Perhaps, and of course I do also wear my “random guy who maintains some open source Python stuffs” hat, for which the current situation (regardless of the specific tool choice) is miles and miles better than the setuptools way. But then, wearing that hat I don’t do a lot of complicated stuff anyway so I’m just trying to make things a little more resilient and standardized.

That said, the needs of BigCorp users are underrepresented here, and probably in public forums because they just deal with what they’ve got, and throw resources ($/time/people) at the problem, grumbling to themselves in Slack/Teams/Zoom/Breakrooms. It’s not made easier by the really diverse choices made by upstreams either, all of which require their own one-off hacks that have to be redone every time something upstream changes. I do think that some of the issues encountered internally by enterprises contribute to the sentiment that “Python packaging is hard” because there can be a lot of Python consumers inside those organizations, and their only encounter with Python is within a corporate environment.

2 Likes

Just in case it needs to be said: I’m not proposing to go back to that[1], but forward (in a direction that’s more cohesive than the current state of affairs; however we’d end up shaping that).

I cut the quote short but I agree with that whole paragraph – I think corporate users (not just Big ones) are both underrepresented in these discussions, and also highly exposed to the many different ways that Python packaging works just within all the internal uses (it’s something I see all the time in my $dayjob). Though in contrast to BigCorp, not everyone has the means to set up their own distribution much less build backend, so the grumbling is very loud also in SMEs.
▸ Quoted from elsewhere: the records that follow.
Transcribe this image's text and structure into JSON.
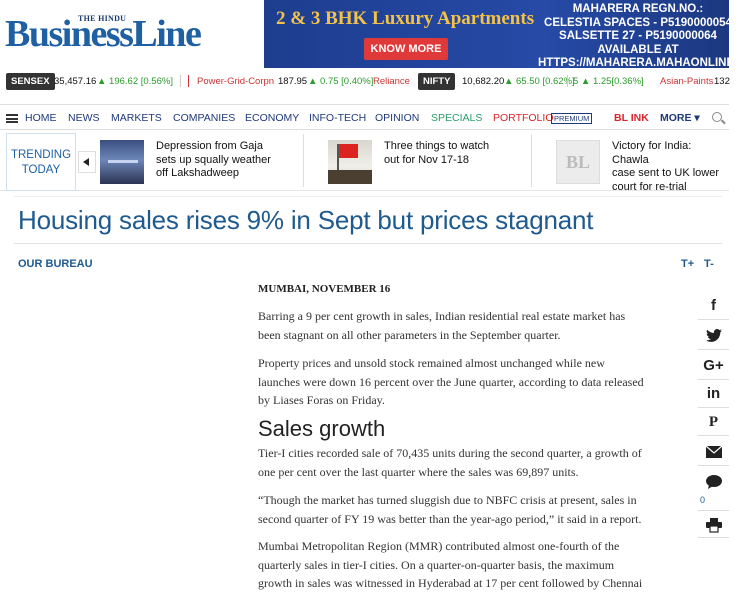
{
  "header": {
    "brand_small": "THE HINDU",
    "brand": "BusinessLine"
  },
  "ad": {
    "headline": "2 & 3 BHK Luxury Apartments",
    "cta": "KNOW MORE",
    "lines": [
      "MAHARERA REGN.NO.:",
      "CELESTIA SPACES - P5190000054",
      "SALSETTE 27 - P5190000064",
      "AVAILABLE AT",
      "HTTPS://MAHARERA.MAHAONLINE.G"
    ]
  },
  "ticker": {
    "sensex_label": "SENSEX",
    "sensex_value": "35,457.16",
    "sensex_change": "▲ 196.62 [0.56%]",
    "stock1_name": "Power-Grid-Corpn",
    "stock1_value": "187.95",
    "stock1_change": "▲ 0.75 [0.40%]",
    "stock2_name": "Reliance",
    "nifty_label": "NIFTY",
    "nifty_value": "10,682.20",
    "nifty_change": "▲ 65.50 [0.62%]",
    "stock3_change": "5 ▲ 1.25[0.36%]",
    "stock4_name": "Asian-Paints",
    "stock4_value": "132"
  },
  "nav": {
    "items": [
      "HOME",
      "NEWS",
      "MARKETS",
      "COMPANIES",
      "ECONOMY",
      "INFO-TECH",
      "OPINION",
      "SPECIALS",
      "PORTFOLIO",
      "BL INK",
      "MORE ▾"
    ],
    "premium": "PREMIUM"
  },
  "trending": {
    "label_line1": "TRENDING",
    "label_line2": "TODAY",
    "items": [
      {
        "lines": [
          "Depression from Gaja",
          "sets up squally weather",
          "off Lakshadweep"
        ]
      },
      {
        "lines": [
          "Three things to watch",
          "out for Nov 17-18"
        ]
      },
      {
        "lines": [
          "Victory for India: Chawla",
          "case sent to UK lower",
          "court for re-trial"
        ]
      }
    ],
    "bl_placeholder": "BL"
  },
  "article": {
    "headline": "Housing sales rises 9% in Sept but prices stagnant",
    "byline": "OUR BUREAU",
    "font_plus": "T+",
    "font_minus": "T-",
    "dateline": "MUMBAI, NOVEMBER 16",
    "p1": [
      "Barring a 9 per cent growth in sales, Indian residential real estate market has",
      "been stagnant on all other parameters in the September quarter."
    ],
    "p2": [
      "Property prices and unsold stock remained almost unchanged while new",
      "launches were down 16 percent over the June quarter, according to data released",
      "by Liases Foras on Friday."
    ],
    "subhead": "Sales growth",
    "p3": [
      "Tier-I cities recorded sale of 70,435 units during the second quarter, a growth of",
      "one per cent over the last quarter where the sales was 69,897 units."
    ],
    "p4": [
      "“Though the market has turned sluggish due to NBFC crisis at present, sales in",
      "second quarter of FY 19 was better than the year-ago period,” it said in a report."
    ],
    "p5": [
      "Mumbai Metropolitan Region (MMR) contributed almost one-fourth of the",
      "quarterly sales in tier-I cities. On a quarter-on-quarter basis, the maximum",
      "growth in sales was witnessed in Hyderabad at 17 per cent followed by Chennai"
    ]
  },
  "share": {
    "facebook": "f",
    "twitter": "t",
    "googleplus": "G+",
    "linkedin": "in",
    "pinterest": "P",
    "comment_count": "0"
  },
  "colors": {
    "brand_blue": "#1f5fa3",
    "headline_blue": "#1f5a8f",
    "ad_bg": "#264aa6",
    "ad_gold": "#f2c24a",
    "up_green": "#2a9d2a",
    "red": "#d8262a"
  }
}
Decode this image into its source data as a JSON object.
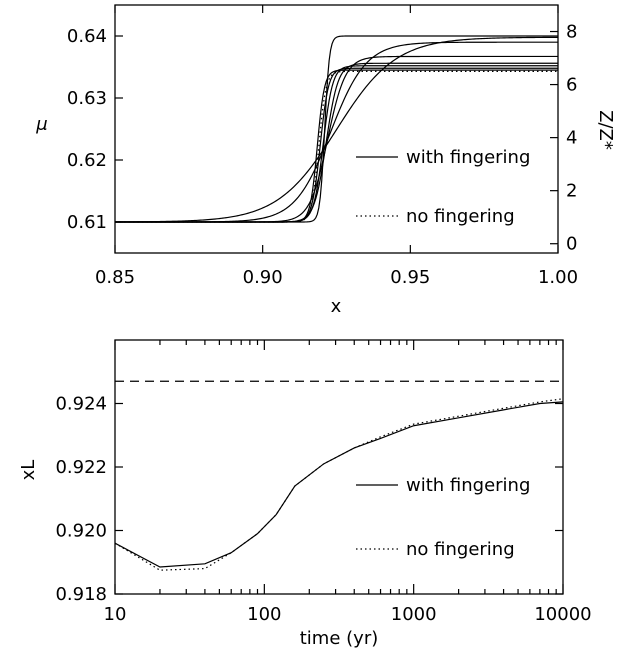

  1. at least, people will have a lot of associations with that term ↩︎

2 Likes

I want to thank everyone who has participated in this thread. It is quite encouraging to see an engaging discussion such as this one.

I am in the process of writing a blog post summarizing this thread and setting out a way forward. While there has not been a clear consensus on what unification will look like, I do feel there is enough consensus that this should be taken further to flesh out the details.

As a heads-up, the remaining strategy discussions will be about-

  • Better support for Packaging users
  • Phasing out legacy systems
  • Supporting each other in the community
  • Encouraging long-term contribution

The second part of the strategy discussion is now live. I would like to invite everyone who has engaged in this thread to continue the discussion with the second part of the strategy discussions.

5 Likes

Amen to that. I have to say though that after following this thread I have some amount of pessimism. Unless people from all sides of the problem are willing to consider everything on the table — changes to pip, changes to Python, changes to PyPI, everything — I’m doubtful that anything will come out of it that really resolves the issue.

2 Likes

It was indicated by the author that the discussion would close on January 20.